For a second consecutive year, maximum fines for Department of Labor safety and health agencies has increased, to keep pace with inflation. The 1.02 percent increase is in line with the Consumer Price Index inflation rate as of October 2017. OSHA made the announcement earlier this month.
The higher fines are now effective, following the mandate of a 2015 law requiring the department to annually raise fines starting in 2017. Prior to the law, Occupational Safety and Health Administration fines hadn’t increased since 1990.
The 28 states and territories with their own workplace safety and health agencies are expected to follow the federal government’s lead and raise their fines. OSHA has allowed states to take their time adopting past increases, because some states requires approval of the state’s legislature, or a rule-making board that meets infrequently, to raise fines.
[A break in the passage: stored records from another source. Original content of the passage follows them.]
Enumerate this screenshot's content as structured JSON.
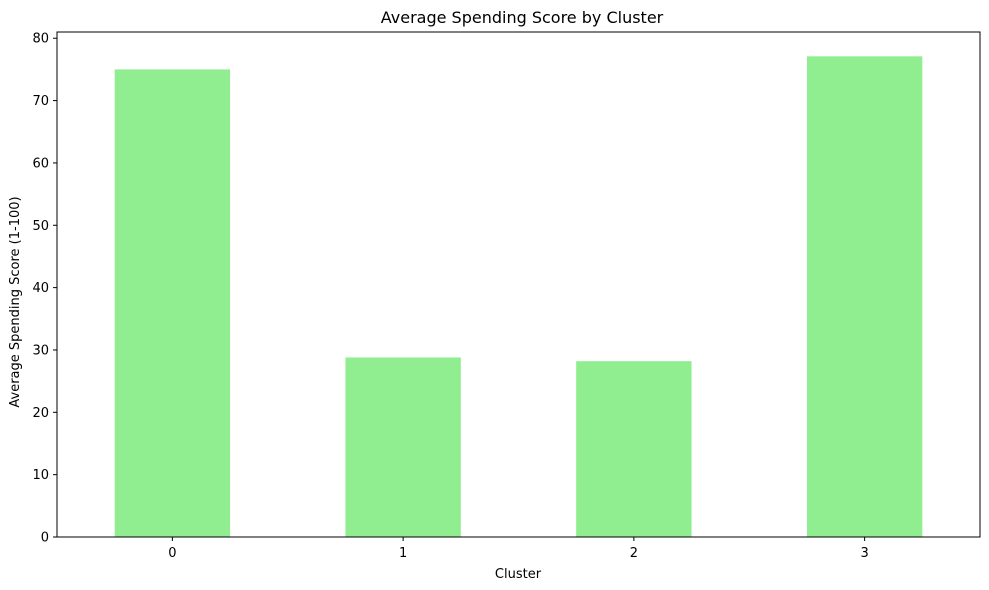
{
  "chart_data": {
    "type": "bar",
    "title": "Average Spending Score by Cluster",
    "xlabel": "Cluster",
    "ylabel": "Average Spending Score (1-100)",
    "categories": [
      "0",
      "1",
      "2",
      "3"
    ],
    "values": [
      75.0,
      28.8,
      28.2,
      77.1
    ],
    "ylim": [
      0,
      81
    ],
    "yticks": [
      0,
      10,
      20,
      30,
      40,
      50,
      60,
      70,
      80
    ],
    "bar_color": "#90ee90",
    "grid": false,
    "legend": "none"
  }
}
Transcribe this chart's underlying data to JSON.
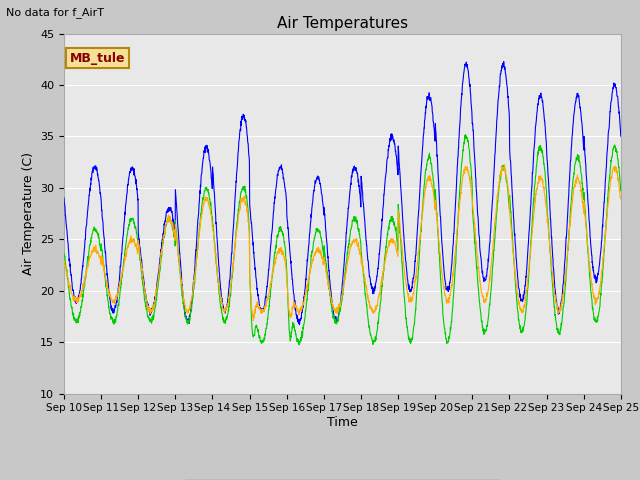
{
  "title": "Air Temperatures",
  "ylabel": "Air Temperature (C)",
  "xlabel": "Time",
  "note": "No data for f_AirT",
  "mb_tule_label": "MB_tule",
  "ylim": [
    10,
    45
  ],
  "plot_bg_color": "#e8e8e8",
  "line_colors": {
    "li75_t": "#0000ff",
    "li77_temp": "#00cc00",
    "Tsonic": "#ffaa00"
  },
  "x_tick_labels": [
    "Sep 10",
    "Sep 11",
    "Sep 12",
    "Sep 13",
    "Sep 14",
    "Sep 15",
    "Sep 16",
    "Sep 17",
    "Sep 18",
    "Sep 19",
    "Sep 20",
    "Sep 21",
    "Sep 22",
    "Sep 23",
    "Sep 24",
    "Sep 25"
  ],
  "num_days": 15,
  "points_per_day": 144
}
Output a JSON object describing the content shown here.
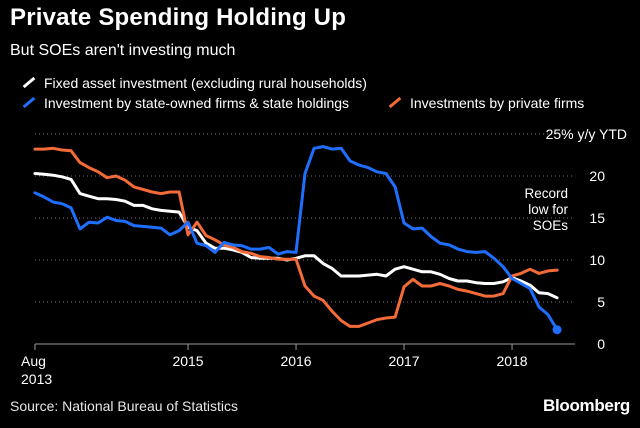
{
  "header": {
    "title": "Private Spending Holding Up",
    "subtitle": "But SOEs aren't investing much"
  },
  "footer": {
    "source": "Source: National Bureau of Statistics",
    "brand": "Bloomberg"
  },
  "chart_data": {
    "type": "line",
    "title": "Private Spending Holding Up",
    "subtitle": "But SOEs aren't investing much",
    "ylabel": "25% y/y YTD",
    "ylim": [
      0,
      25
    ],
    "yticks": [
      0,
      5,
      10,
      15,
      20
    ],
    "ytick_labels": [
      "0",
      "5",
      "10",
      "15",
      "20"
    ],
    "top_tick_label": "25% y/y YTD",
    "xlim": [
      2013.583,
      2018.583
    ],
    "xticks": [
      {
        "value": 2013.583,
        "label": "Aug",
        "sublabel": "2013"
      },
      {
        "value": 2015.0,
        "label": "2015"
      },
      {
        "value": 2016.0,
        "label": "2016"
      },
      {
        "value": 2017.0,
        "label": "2017"
      },
      {
        "value": 2018.0,
        "label": "2018"
      }
    ],
    "grid": "horizontal",
    "annotation": {
      "text": [
        "Record",
        "low for",
        "SOEs"
      ],
      "x": 2018.55,
      "y": 1.7
    },
    "series": [
      {
        "name": "Fixed asset investment (excluding rural households)",
        "color": "#ffffff",
        "points": [
          [
            2013.583,
            20.3
          ],
          [
            2013.667,
            20.2
          ],
          [
            2013.75,
            20.1
          ],
          [
            2013.833,
            19.9
          ],
          [
            2013.917,
            19.6
          ],
          [
            2014.0,
            17.9
          ],
          [
            2014.083,
            17.6
          ],
          [
            2014.167,
            17.3
          ],
          [
            2014.25,
            17.3
          ],
          [
            2014.333,
            17.2
          ],
          [
            2014.417,
            17.0
          ],
          [
            2014.5,
            16.5
          ],
          [
            2014.583,
            16.5
          ],
          [
            2014.667,
            16.1
          ],
          [
            2014.75,
            15.9
          ],
          [
            2014.833,
            15.8
          ],
          [
            2014.917,
            15.7
          ],
          [
            2015.0,
            13.9
          ],
          [
            2015.083,
            13.5
          ],
          [
            2015.167,
            12.0
          ],
          [
            2015.25,
            11.4
          ],
          [
            2015.333,
            11.4
          ],
          [
            2015.417,
            11.2
          ],
          [
            2015.5,
            10.9
          ],
          [
            2015.583,
            10.3
          ],
          [
            2015.667,
            10.2
          ],
          [
            2015.75,
            10.2
          ],
          [
            2015.833,
            10.2
          ],
          [
            2015.917,
            10.0
          ],
          [
            2016.0,
            10.2
          ],
          [
            2016.083,
            10.5
          ],
          [
            2016.167,
            10.5
          ],
          [
            2016.25,
            9.6
          ],
          [
            2016.333,
            9.0
          ],
          [
            2016.417,
            8.1
          ],
          [
            2016.5,
            8.1
          ],
          [
            2016.583,
            8.1
          ],
          [
            2016.667,
            8.2
          ],
          [
            2016.75,
            8.3
          ],
          [
            2016.833,
            8.1
          ],
          [
            2016.917,
            8.9
          ],
          [
            2017.0,
            9.2
          ],
          [
            2017.083,
            8.9
          ],
          [
            2017.167,
            8.6
          ],
          [
            2017.25,
            8.6
          ],
          [
            2017.333,
            8.3
          ],
          [
            2017.417,
            7.8
          ],
          [
            2017.5,
            7.5
          ],
          [
            2017.583,
            7.5
          ],
          [
            2017.667,
            7.3
          ],
          [
            2017.75,
            7.2
          ],
          [
            2017.833,
            7.2
          ],
          [
            2017.917,
            7.4
          ],
          [
            2018.0,
            7.9
          ],
          [
            2018.083,
            7.5
          ],
          [
            2018.167,
            7.0
          ],
          [
            2018.25,
            6.1
          ],
          [
            2018.333,
            6.0
          ],
          [
            2018.417,
            5.5
          ]
        ]
      },
      {
        "name": "Investment by state-owned firms & state holdings",
        "color": "#1f6fff",
        "points": [
          [
            2013.583,
            18.0
          ],
          [
            2013.667,
            17.5
          ],
          [
            2013.75,
            16.9
          ],
          [
            2013.833,
            16.7
          ],
          [
            2013.917,
            16.2
          ],
          [
            2014.0,
            13.7
          ],
          [
            2014.083,
            14.5
          ],
          [
            2014.167,
            14.4
          ],
          [
            2014.25,
            15.1
          ],
          [
            2014.333,
            14.7
          ],
          [
            2014.417,
            14.6
          ],
          [
            2014.5,
            14.1
          ],
          [
            2014.583,
            14.0
          ],
          [
            2014.667,
            13.9
          ],
          [
            2014.75,
            13.8
          ],
          [
            2014.833,
            13.0
          ],
          [
            2014.917,
            13.5
          ],
          [
            2015.0,
            14.5
          ],
          [
            2015.083,
            12.0
          ],
          [
            2015.167,
            11.7
          ],
          [
            2015.25,
            10.9
          ],
          [
            2015.333,
            12.1
          ],
          [
            2015.417,
            11.8
          ],
          [
            2015.5,
            11.7
          ],
          [
            2015.583,
            11.3
          ],
          [
            2015.667,
            11.3
          ],
          [
            2015.75,
            11.5
          ],
          [
            2015.833,
            10.7
          ],
          [
            2015.917,
            11.0
          ],
          [
            2016.0,
            10.9
          ],
          [
            2016.083,
            20.3
          ],
          [
            2016.167,
            23.3
          ],
          [
            2016.25,
            23.5
          ],
          [
            2016.333,
            23.2
          ],
          [
            2016.417,
            23.3
          ],
          [
            2016.5,
            21.8
          ],
          [
            2016.583,
            21.3
          ],
          [
            2016.667,
            21.0
          ],
          [
            2016.75,
            20.5
          ],
          [
            2016.833,
            20.3
          ],
          [
            2016.917,
            18.7
          ],
          [
            2017.0,
            14.4
          ],
          [
            2017.083,
            13.7
          ],
          [
            2017.167,
            13.8
          ],
          [
            2017.25,
            12.8
          ],
          [
            2017.333,
            12.0
          ],
          [
            2017.417,
            11.8
          ],
          [
            2017.5,
            11.3
          ],
          [
            2017.583,
            11.0
          ],
          [
            2017.667,
            10.9
          ],
          [
            2017.75,
            11.0
          ],
          [
            2017.833,
            10.2
          ],
          [
            2017.917,
            9.2
          ],
          [
            2018.0,
            7.8
          ],
          [
            2018.083,
            7.2
          ],
          [
            2018.167,
            6.6
          ],
          [
            2018.25,
            4.4
          ],
          [
            2018.333,
            3.5
          ],
          [
            2018.417,
            1.7
          ]
        ]
      },
      {
        "name": "Investments by private firms",
        "color": "#f26b38",
        "points": [
          [
            2013.583,
            23.2
          ],
          [
            2013.667,
            23.2
          ],
          [
            2013.75,
            23.3
          ],
          [
            2013.833,
            23.1
          ],
          [
            2013.917,
            23.0
          ],
          [
            2014.0,
            21.6
          ],
          [
            2014.083,
            21.0
          ],
          [
            2014.167,
            20.5
          ],
          [
            2014.25,
            19.8
          ],
          [
            2014.333,
            20.0
          ],
          [
            2014.417,
            19.5
          ],
          [
            2014.5,
            18.7
          ],
          [
            2014.583,
            18.4
          ],
          [
            2014.667,
            18.1
          ],
          [
            2014.75,
            17.9
          ],
          [
            2014.833,
            18.1
          ],
          [
            2014.917,
            18.1
          ],
          [
            2015.0,
            13.0
          ],
          [
            2015.083,
            14.5
          ],
          [
            2015.167,
            12.9
          ],
          [
            2015.25,
            12.4
          ],
          [
            2015.333,
            11.8
          ],
          [
            2015.417,
            11.5
          ],
          [
            2015.5,
            11.0
          ],
          [
            2015.583,
            10.8
          ],
          [
            2015.667,
            10.4
          ],
          [
            2015.75,
            10.3
          ],
          [
            2015.833,
            10.1
          ],
          [
            2015.917,
            10.1
          ],
          [
            2016.0,
            10.1
          ],
          [
            2016.083,
            6.9
          ],
          [
            2016.167,
            5.7
          ],
          [
            2016.25,
            5.2
          ],
          [
            2016.333,
            3.9
          ],
          [
            2016.417,
            2.8
          ],
          [
            2016.5,
            2.1
          ],
          [
            2016.583,
            2.1
          ],
          [
            2016.667,
            2.5
          ],
          [
            2016.75,
            2.9
          ],
          [
            2016.833,
            3.1
          ],
          [
            2016.917,
            3.2
          ],
          [
            2017.0,
            6.8
          ],
          [
            2017.083,
            7.7
          ],
          [
            2017.167,
            6.9
          ],
          [
            2017.25,
            6.9
          ],
          [
            2017.333,
            7.2
          ],
          [
            2017.417,
            6.9
          ],
          [
            2017.5,
            6.5
          ],
          [
            2017.583,
            6.3
          ],
          [
            2017.667,
            6.0
          ],
          [
            2017.75,
            5.7
          ],
          [
            2017.833,
            5.7
          ],
          [
            2017.917,
            6.0
          ],
          [
            2018.0,
            8.1
          ],
          [
            2018.083,
            8.4
          ],
          [
            2018.167,
            8.9
          ],
          [
            2018.25,
            8.4
          ],
          [
            2018.333,
            8.7
          ],
          [
            2018.417,
            8.8
          ]
        ]
      }
    ]
  }
}
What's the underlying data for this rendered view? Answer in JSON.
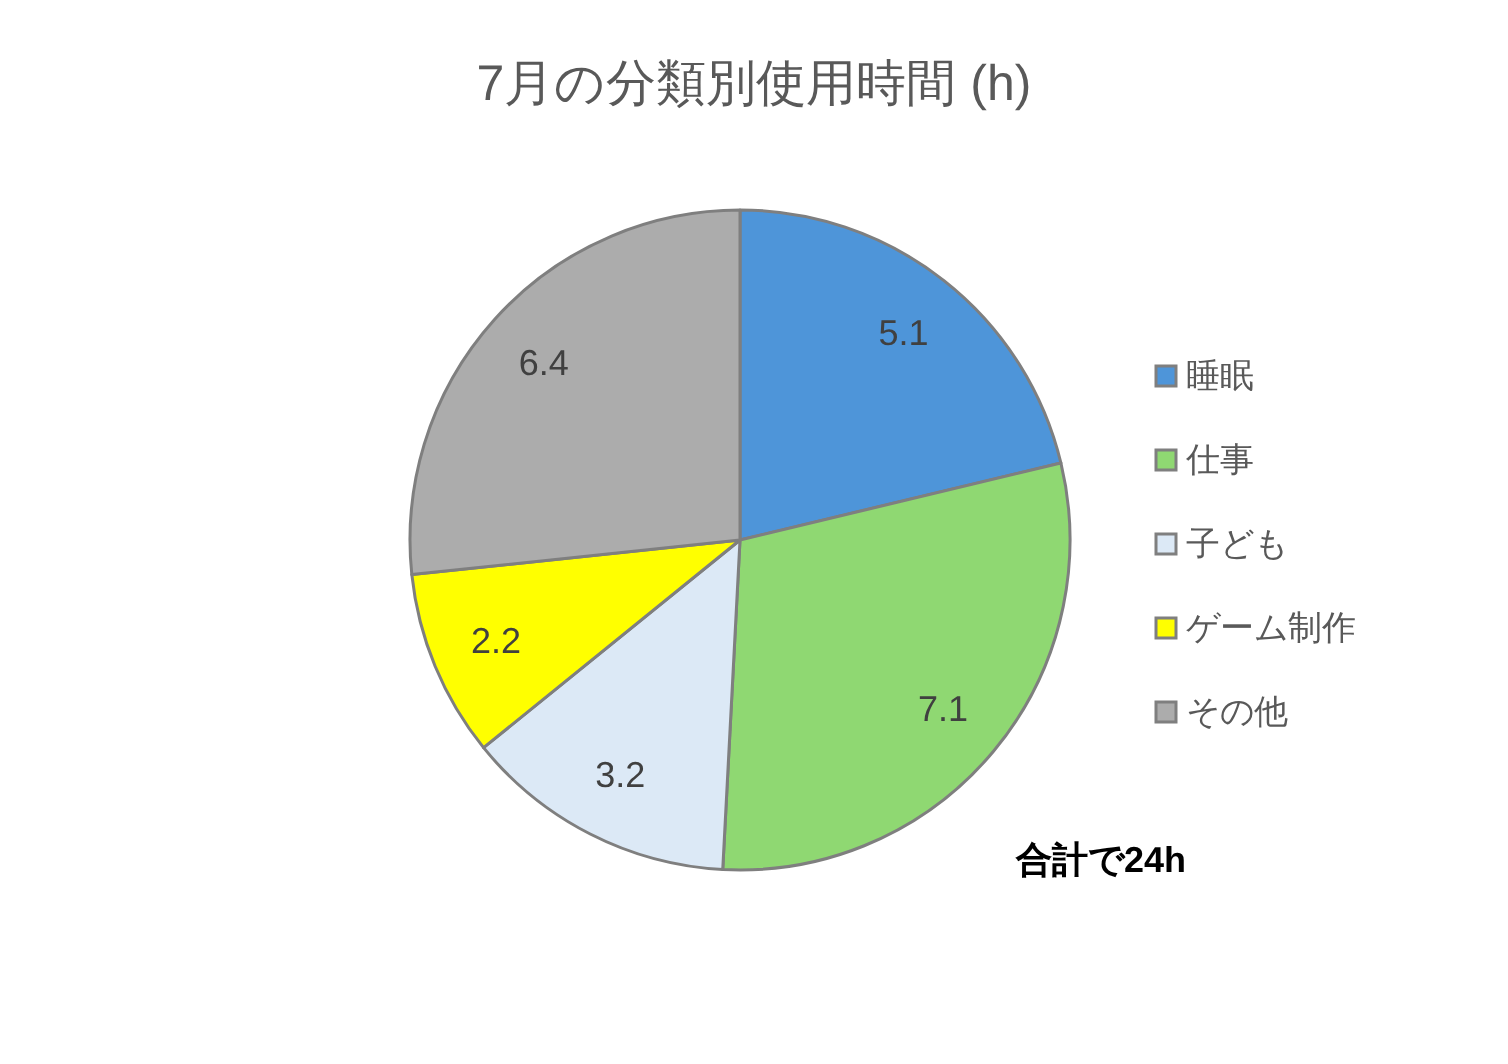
{
  "chart_data": {
    "type": "pie",
    "title": "7月の分類別使用時間 (h)",
    "categories": [
      "睡眠",
      "仕事",
      "子ども",
      "ゲーム制作",
      "その他"
    ],
    "values": [
      5.1,
      7.1,
      3.2,
      2.2,
      6.4
    ],
    "colors": [
      "#4e95d9",
      "#8fd872",
      "#dce9f6",
      "#ffff00",
      "#acacac"
    ],
    "data_labels": true,
    "legend": "right",
    "annotations": [
      "合計で24h"
    ]
  }
}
The new maximum OSHA penalties are:
- Repeat: $129,336, up from $126,749
- Willful: $129,336, up from $126,749
- Serious: $12,934, up from $12,675
- Other-than-serious: $12,934, up from $12,675
Most employers won’t face having to pay OSHA fines close to the new maximums because fines are based on several factors such as the severity of the hazard posed to workers and the number of employees at the business. For example, according to OSHA data in fiscal year 2017 the average serious fine was $3,553, about 28 percent of the former penalty cap.